Two-layer linear neural network is arguably the simplest, nontrivial neural network. This post fleshes out the details of this seminal paper ^{1}, in which the authors set out to understand the solution space of this optimization problem \[\begin{align} \label{eq:nn_main_global}
\min \; f\left(\mathbf A, \mathbf B\right) = \frac{1}{2}\left\| \mathbf Y - \mathbf A \mathbf B \mathbf X \right\|_{F}^2, \mathbf A \in \mathbb{R}^{n \times p}, \mathbf B \in \mathbb{R}^{p \times n}
\end{align}\] where \(\mathbf Y \in \mathbb{R}^{n \times m}\) and \(\mathbf X \in \mathbb{R}^{n \times m}\) are known with \(m \geq n\). They are stacked (in columns) response-input vector pairs used to train the network. When \(p \ll n\) and \(\mathbf Y = \mathbf X\), it is easy to see any optimum \(\mathbf A \mathbf B = \mathbf U \mathbf U^\top\), where \(\mathbf U\) is an orthonormal basis for the subspace spanned by the first \(p\) eigenvectors of \(\mathbf X \mathbf X^\top\). Hence this formulation is closely related to the well-known principal component analysis. It turns out one interesting aspect about this optimization problem is that under some conditions the only local minimum point (up to invertible linear transformations, of course) is also global minimum. We will use some short-hand notation in the proof: \(\mathbf \Sigma_{\mathbf X\mathbf X} \doteq \mathbf X \mathbf X^\top\), similarly for \(\mathbf \Sigma_{\mathbf Y \mathbf Y^\top}\), \(\mathbf \Sigma_{\mathbf X \mathbf Y}\) and \(\mathbf \Sigma_{\mathbf Y \mathbf X}\).
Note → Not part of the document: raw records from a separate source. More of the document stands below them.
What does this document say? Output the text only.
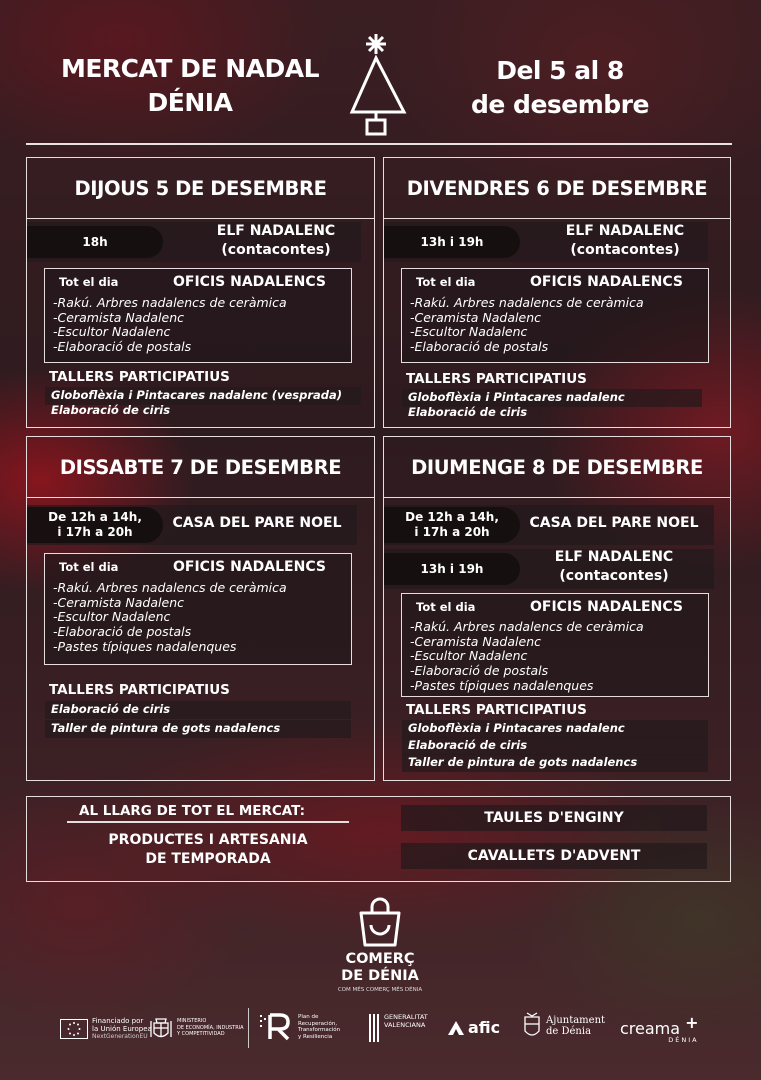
MERCAT DE NADAL
DÉNIA
Del 5 al 8
de desembre
DIJOUS 5 DE DESEMBRE
18h
ELF NADALENC
(contacontes)
Tot el dia	OFICIS NADALENCS
-Rakú. Arbres nadalencs de ceràmica
-Ceramista Nadalenc
-Esculto​r Nadalenc
-Elaboració de postals
TALLERS PARTICIPATIUS
Globoflèxia i Pintacares nadalenc (vesprada)
Elaboració de ciris
DIVENDRES 6 DE DESEMBRE
13h i 19h
ELF NADALENC
(contacontes)
Tot el dia	OFICIS NADALENCS
-Rakú. Arbres nadalencs de ceràmica
-Ceramista Nadalenc
-Escultor Nadalenc
-Elaboració de postals
TALLERS PARTICIPATIUS
Globoflèxia i Pintacares nadalenc
Elaboració de ciris
DISSABTE 7 DE DESEMBRE
De 12h a 14h,
i 17h a 20h
CASA DEL PARE NOEL
Tot el dia	OFICIS NADALENCS
-Rakú. Arbres nadalencs de ceràmica
-Ceramista Nadalenc
-Escultor Nadalenc
-Elaboració de postals
-Pastes típiques nadalenques
TALLERS PARTICIPATIUS
Elaboració de ciris
Taller de pintura de gots nadalencs
DIUMENGE 8 DE DESEMBRE
De 12h a 14h,
i 17h a 20h
CASA DEL PARE NOEL
13h i 19h
ELF NADALENC
(contacontes)
Tot el dia	OFICIS NADALENCS
-Rakú. Arbres nadalencs de ceràmica
-Ceramista Nadalenc
-Escultor Nadalenc
-Elaboració de postals
-Pastes típiques nadalenques
TALLERS PARTICIPATIUS
Globoflèxia i Pintacares nadalenc
Elaboració de ciris
Taller de pintura de gots nadalencs
AL LLARG DE TOT EL MERCAT:
PRODUCTES I ARTESANIA
DE TEMPORADA
TAULES D'ENGINY
CAVALLETS D'ADVENT
COMERÇ
DE DÉNIA
COM MÉS COMERÇ MÉS DÉNIA
Financiado por
la Unión Europea
NextGenerationEU
MINISTERIO
DE ECONOMÍA, INDUSTRIA
Y COMPETITIVIDAD
Plan de
Recuperación,
Transformación
y Resiliencia
GENERALITAT
VALENCIANA	afic	Ajuntament
de Dénia	creama +
DÉNIA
Theorem 1Suppose \(\mathbf X\) is full rank and hence \(\mathbf \Sigma_{\mathbf X \mathbf X}\) is invertible. Further assume \(\mathbf \Sigma \doteq \mathbf \Sigma_{\mathbf Y \mathbf X} \mathbf \Sigma_{\mathbf X \mathbf X}^{-1} \mathbf \Sigma _{\mathbf X \mathbf Y}\) is full rank with \(n\) distinct eigenvalues \(\lambda_1 > \cdots > \lambda_n > 0\). Then \(\eqref{eq:nn_main_global}\) has no spurious local minima, except for equivalent versions of global minimum due to invertible transformations.